I have been struggling to find a suitable candidate for my letter E so I return John Elwes, an English eccentric who was noted for his extravagant generosity on the one hand and his extreme miserliness on the other that made him the model for one of the best-known characters of fiction.
He was born John Meggott in 1714, the son of a successful and wealthy brewer Robert Meggott and Amy Elwes whose surname he would eventually adopt.
His father died when Elwes was four years old and left his mother £100,000, or around £9 million today, and she is said to have starved herself to death because she was too mean to spend it.
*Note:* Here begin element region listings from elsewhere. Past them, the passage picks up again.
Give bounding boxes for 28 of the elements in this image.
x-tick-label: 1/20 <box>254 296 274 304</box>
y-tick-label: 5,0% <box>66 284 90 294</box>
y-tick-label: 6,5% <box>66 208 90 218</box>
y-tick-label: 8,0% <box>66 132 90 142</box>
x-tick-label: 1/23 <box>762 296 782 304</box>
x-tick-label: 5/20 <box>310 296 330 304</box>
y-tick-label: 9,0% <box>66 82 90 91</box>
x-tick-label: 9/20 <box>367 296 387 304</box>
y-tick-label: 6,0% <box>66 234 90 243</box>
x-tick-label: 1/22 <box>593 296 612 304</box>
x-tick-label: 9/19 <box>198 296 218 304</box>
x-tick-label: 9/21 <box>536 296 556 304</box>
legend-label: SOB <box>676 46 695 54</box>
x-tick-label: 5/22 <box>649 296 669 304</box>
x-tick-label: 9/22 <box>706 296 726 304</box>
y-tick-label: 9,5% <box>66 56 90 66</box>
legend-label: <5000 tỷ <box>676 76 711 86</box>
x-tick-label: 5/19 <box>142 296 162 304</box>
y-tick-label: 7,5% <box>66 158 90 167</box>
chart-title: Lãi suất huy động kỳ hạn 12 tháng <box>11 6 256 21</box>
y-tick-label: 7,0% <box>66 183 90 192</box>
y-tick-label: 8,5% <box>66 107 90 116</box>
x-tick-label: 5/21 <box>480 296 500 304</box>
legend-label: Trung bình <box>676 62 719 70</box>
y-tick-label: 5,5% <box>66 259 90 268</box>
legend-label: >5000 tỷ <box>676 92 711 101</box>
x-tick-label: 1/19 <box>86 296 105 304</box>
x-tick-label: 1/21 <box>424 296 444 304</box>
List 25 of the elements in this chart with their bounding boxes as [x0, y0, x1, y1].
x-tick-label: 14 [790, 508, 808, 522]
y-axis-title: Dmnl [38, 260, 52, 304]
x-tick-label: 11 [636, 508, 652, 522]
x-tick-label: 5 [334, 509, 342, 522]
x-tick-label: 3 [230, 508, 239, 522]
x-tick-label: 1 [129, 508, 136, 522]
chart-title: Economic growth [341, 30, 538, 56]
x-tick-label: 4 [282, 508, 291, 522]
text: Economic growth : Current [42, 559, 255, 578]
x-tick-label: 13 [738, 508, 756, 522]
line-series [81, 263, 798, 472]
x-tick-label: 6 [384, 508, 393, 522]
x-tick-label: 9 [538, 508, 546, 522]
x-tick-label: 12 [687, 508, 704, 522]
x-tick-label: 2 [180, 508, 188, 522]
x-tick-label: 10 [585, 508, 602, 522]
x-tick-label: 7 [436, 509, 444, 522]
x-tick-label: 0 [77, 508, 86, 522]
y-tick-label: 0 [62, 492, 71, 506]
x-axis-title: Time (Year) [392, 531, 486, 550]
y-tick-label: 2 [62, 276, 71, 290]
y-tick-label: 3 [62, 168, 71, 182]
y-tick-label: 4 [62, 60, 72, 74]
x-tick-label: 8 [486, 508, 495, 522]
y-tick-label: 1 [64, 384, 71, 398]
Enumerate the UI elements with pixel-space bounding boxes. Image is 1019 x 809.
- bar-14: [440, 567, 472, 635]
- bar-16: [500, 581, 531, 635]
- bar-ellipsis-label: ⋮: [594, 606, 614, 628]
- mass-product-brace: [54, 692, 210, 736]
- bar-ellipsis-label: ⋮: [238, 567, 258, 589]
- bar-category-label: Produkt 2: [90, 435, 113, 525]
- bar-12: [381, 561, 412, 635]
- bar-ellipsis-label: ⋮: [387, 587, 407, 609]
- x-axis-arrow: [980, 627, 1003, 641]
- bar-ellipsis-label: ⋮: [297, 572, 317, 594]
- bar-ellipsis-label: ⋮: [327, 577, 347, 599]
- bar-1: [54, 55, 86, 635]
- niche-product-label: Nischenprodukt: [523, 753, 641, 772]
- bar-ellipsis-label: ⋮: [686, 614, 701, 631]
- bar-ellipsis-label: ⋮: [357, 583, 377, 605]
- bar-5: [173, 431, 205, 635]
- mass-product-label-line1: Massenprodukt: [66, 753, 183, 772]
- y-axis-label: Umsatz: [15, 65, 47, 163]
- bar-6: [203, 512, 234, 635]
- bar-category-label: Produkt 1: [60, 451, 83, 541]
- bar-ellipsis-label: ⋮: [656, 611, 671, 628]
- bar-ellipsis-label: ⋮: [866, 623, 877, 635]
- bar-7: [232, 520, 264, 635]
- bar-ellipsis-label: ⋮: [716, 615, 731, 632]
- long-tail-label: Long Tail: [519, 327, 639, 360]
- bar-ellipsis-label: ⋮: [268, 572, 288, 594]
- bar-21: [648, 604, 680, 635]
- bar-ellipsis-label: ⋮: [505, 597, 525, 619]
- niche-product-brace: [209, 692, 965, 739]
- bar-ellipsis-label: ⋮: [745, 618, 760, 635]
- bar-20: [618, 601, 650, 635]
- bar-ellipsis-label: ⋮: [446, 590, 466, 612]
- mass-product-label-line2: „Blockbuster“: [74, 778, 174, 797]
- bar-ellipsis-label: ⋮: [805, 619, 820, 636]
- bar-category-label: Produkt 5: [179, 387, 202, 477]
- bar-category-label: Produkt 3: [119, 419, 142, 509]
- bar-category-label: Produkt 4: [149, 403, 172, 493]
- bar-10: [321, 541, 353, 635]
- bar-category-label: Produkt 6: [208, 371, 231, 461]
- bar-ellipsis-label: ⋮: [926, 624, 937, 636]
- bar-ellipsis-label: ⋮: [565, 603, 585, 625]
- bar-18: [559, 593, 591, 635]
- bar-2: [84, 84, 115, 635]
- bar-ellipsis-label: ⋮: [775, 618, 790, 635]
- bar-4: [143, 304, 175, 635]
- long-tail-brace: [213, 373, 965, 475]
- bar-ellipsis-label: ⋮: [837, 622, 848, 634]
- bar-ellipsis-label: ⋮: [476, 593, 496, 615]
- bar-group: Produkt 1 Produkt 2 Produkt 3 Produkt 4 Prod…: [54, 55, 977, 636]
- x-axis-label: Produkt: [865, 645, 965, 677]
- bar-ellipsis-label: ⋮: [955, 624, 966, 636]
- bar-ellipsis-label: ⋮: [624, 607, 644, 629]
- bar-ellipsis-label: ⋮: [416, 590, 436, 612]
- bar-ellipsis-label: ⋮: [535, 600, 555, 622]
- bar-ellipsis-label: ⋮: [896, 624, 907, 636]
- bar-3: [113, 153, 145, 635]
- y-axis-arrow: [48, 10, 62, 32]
Whether this is true or not, the Elwes family had a reputation for miserliness, although it was not a trait exhibited by the younger Elwes, at least not at first.
After leaving Westminster School where he had been a good classical scholar he was sent to Geneva to complete his education and there he met the young Voltaire to whom he was said a remarkable resemblance.
But Elwes wasn’t interested in the ideas of his contemporary and much preferred the riding school and he became known as one of the boldest and best horsemen in Europe. He also had a fondness for gambling and moved in the most fashionable circles.
The change in his character came about when he returned from Europe and was introduced to his uncle, Sir Harvey Elwes, who himself had reputation for meanness. Although he had a personal fortune of £250,000, Sir Harvey’s annual expenditure was just £100.
Paying for food was painful for him and he ate little except fish and partridge that could be caught on his own property. He had few friends because he hated the expense of entertaining and his clothes came from an ancient chest that once belonged to his great-great-grandfather.
The young Elwes entertained hopes of inheriting Sir Harvey’s wealth and endeavoured to please the old man. Whenever he visited he would stop off at a nearby inn to change out of his fashionable clothes and into the simple workman’s garb that his uncle preferred. He would also sneak out to dine with a neighbour before sitting down at Sir Harvey’s miserable table where they had just one small glass of wine between them.
And Elwes’ plan worked and in 1763 he inherited his uncle’s estate that included houses in Suffolk and Berkshire, but it seems that his previous pretence became real and he was to gain an odd reputation for miserliness combined with honesty, compassion and generosity.
Elwes would often give aid to friends and tenants, financial and otherwise, but he spared himself no exertions in providing it in the cheapest possible way. For example, he once lent Lord Abingdon £7,000 to place a bet at Newmarket and delivered the money in person, riding fourteen hours with nothing to eat except a pancake that he’d put in his pocket two months earlier that he swore was ‘as good as new’.
His personal economies included going to bed before darkness fell to save on candles, rarely lighting a fire no matter the cold and never allowing his shoes to be cleaned for fear of wearing them out. And he always ate what he had in his cupboard, including maggot-ridden meat, before ordering fresh provisions.
Whenever he travelled he would take a hard boiled egg in his pocket for food and choose a route with the fewest toll-gates. He would only ride on the grass verge to save wear and tear on horseshoes and would refresh himself by a stream to save on the expense of an inn. On one occasion he rode to London on an errand to help two old ladies in distress and when they offered to repay his expenses, someone said ‘give him sixpence and he gains twopence by the journey’.
Elwes’ reputation is also illustrated by his twelve years as MP for Berkshire. True to form he refused to bear any of his own election expenses and yet he finally stood down exasperated at the money he lost in unrepaid loans to fellow MPs. But he was conscientious in attending debates and voted independently. He was known for his unshakable integrity and was often called upon to settle disputes between his constituents who trusted his impartiality.
After leaving Parliament, Elwes could devote himself to his miserliness full-time. He forbade any repairs to his properties and would usually eat with his servants in the kitchen to save on the cost of an extra fire. When he did eat alone he kept the room fireless saying that eating was exercise enough to keep him warm.
He would move from house to house, living in whichever one of his properties in London happened to be free, taking with him just a few sticks of furniture and this almost cost him his life when he fell ill and no-one knew where he was. It was only chance that a pot-boy remembered seeing an ‘old beggar’ going into the stable of one of his properties that he was found and saved.
Like many elderly misers, Elwes became convinced that he would lose all his money and die in poverty, and he imagined robbers at every turn. But by living on just £50 a year he had amassed a fortune of £800,000 which he left to his two sons born out of wedlock. He had genuine paternal feelings for them both, but it was typical that he had refused to educate them saying that ‘putting things into people’s heads is the sure way to take money out of their pockets’.
Elwes died in 1789 and his legacy includes the Georgian buildings he financed in London, including Portman Place, Portman Square, and parts of Oxford Circus Piccadilly, Baker Street and Marylebone.
But we most remember Elwes in popular culture as the inspiration for the very image of a miser for Charles Dicken’s Ebenezer Scrooge in A Christmas Carol.